The model was fine-tuned on the **CIFake dataset**, which contains both real and AI-generated synthetic images:
- **Real Images:** Collected from the CIFAR-10 dataset.
- **Fake Images:** Generated using Stable Diffusion 1.4.
- **Training Data:** 100,000 images (50,000 per class).
- **Testing Data:** 20,000 images (10,000 per class).

## Model Architecture

- **Transformer Encoder Layers:** Utilizes self-attention mechanisms.
- **Positional Encodings:** Helps the model understand image structure.
- **Pretrained Weights:** Pretrained on ImageNet-21k and fine-tuned on ImageNet 2012 for enhanced performance.

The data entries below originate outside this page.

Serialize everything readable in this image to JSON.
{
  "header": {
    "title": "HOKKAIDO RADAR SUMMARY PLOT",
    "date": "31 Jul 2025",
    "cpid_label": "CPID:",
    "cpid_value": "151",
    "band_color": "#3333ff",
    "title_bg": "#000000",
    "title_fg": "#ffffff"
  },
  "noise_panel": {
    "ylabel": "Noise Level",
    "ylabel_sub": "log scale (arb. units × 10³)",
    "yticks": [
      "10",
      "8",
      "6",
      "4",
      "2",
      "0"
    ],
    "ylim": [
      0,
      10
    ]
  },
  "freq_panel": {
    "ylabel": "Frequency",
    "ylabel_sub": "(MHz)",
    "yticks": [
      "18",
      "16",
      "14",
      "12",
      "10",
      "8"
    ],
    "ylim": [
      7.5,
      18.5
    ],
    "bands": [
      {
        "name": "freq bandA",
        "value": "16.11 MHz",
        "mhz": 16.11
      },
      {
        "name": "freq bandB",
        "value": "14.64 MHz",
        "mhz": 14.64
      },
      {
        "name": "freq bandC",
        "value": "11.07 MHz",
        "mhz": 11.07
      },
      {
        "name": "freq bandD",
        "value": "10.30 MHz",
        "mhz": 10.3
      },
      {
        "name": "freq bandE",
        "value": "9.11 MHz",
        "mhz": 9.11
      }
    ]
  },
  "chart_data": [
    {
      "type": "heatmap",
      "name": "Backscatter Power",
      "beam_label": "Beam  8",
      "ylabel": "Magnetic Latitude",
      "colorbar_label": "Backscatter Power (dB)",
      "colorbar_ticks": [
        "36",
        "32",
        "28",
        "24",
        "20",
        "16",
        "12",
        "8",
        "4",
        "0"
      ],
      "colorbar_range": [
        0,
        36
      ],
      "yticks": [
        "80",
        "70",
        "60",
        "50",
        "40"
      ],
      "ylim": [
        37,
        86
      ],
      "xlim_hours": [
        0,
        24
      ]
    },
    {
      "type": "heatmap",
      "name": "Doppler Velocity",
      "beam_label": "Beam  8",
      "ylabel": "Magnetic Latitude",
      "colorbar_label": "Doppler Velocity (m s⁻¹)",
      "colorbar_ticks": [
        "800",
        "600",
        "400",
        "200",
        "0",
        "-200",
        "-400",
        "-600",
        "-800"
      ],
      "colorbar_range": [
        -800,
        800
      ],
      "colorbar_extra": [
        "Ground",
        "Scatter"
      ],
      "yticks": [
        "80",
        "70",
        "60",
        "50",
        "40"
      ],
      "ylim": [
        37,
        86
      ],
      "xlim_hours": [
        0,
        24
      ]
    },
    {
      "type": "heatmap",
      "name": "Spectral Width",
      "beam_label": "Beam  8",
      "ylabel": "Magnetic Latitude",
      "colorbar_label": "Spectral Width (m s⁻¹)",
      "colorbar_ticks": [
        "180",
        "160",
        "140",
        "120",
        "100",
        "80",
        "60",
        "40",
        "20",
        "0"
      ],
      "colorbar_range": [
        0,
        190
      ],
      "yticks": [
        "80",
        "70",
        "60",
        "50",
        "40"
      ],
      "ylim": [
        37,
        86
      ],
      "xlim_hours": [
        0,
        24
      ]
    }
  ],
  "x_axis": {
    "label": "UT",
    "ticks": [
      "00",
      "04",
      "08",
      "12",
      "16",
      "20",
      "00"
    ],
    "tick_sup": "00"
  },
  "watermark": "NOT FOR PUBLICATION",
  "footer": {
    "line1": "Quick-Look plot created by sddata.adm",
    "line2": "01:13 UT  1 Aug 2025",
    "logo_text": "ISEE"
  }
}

### Why Vision Transformer?

- **Scalability and Performance:** Excels at high-level global feature extraction.
- **State-of-the-Art Accuracy:** Leverages transformers to outperform traditional CNN models.

## Training Details

- **Learning Rate:** 0.0000001
- **Batch Size:** 64
- **Epochs:** 100
- **Training Time:** 1 hr 36 min

## Evaluation Metrics

The model was evaluated using the CIFake test dataset, with the following metrics:

- **Accuracy:** 92%
- **F1 Score:** 0.89
- **Precision:** 0.85
- **Recall:** 0.88

| Model         | Accuracy | F1-Score | Precision | Recall |
|---------------|----------|----------|-----------|--------|
| Baseline      | 85%      | 0.82     | 0.78      | 0.80   |
| Augmented     | 88%      | 0.85     | 0.83      | 0.84   |
| Fine-tuned ViT| **92%**  | **0.89** | **0.85**  | **0.88**|

## Evaluation Fig:
![image/png](https://cdn-uploads.huggingface.co/production/uploads/640ed1fb06c3b5ca883d5ad5/vmiE8IhMLUwJIOLK-Q9dT.png)

## System Workflow

- **Frontend:** ReactJS
- **Backend:** Python Flask
- **Database:** PostgreSQL(Supabase)
- **Model:** Deployed via Pytorch and TensorFlow frameworks

## Strengths and Limitations

### Strengths:
- **High Accuracy:** Achieves state-of-the-art performance in distinguishing real and synthetic images.
- **Pretrained on ImageNet-21k:** Allows for efficient transfer learning and robust generalization.

### Limitations:
- **Synthetic Image Diversity:** The model may underperform on novel or unseen synthetic images that are significantly different from the training data.
- **Data Bias:** Like all machine learning models, its predictions may reflect biases present in the training data.

## Conclusion and Future Work

This model provides a highly effective tool for detecting AI-generated synthetic images and has promising applications in content moderation, digital forensics, and trust preservation. Future improvements may include:
- **Hybrid Architectures:** Combining transformers with convolutional layers for improved performance.
- **Multimodal Detection:** Incorporating additional modalities (e.g., metadata or contextual information) for more comprehensive detection.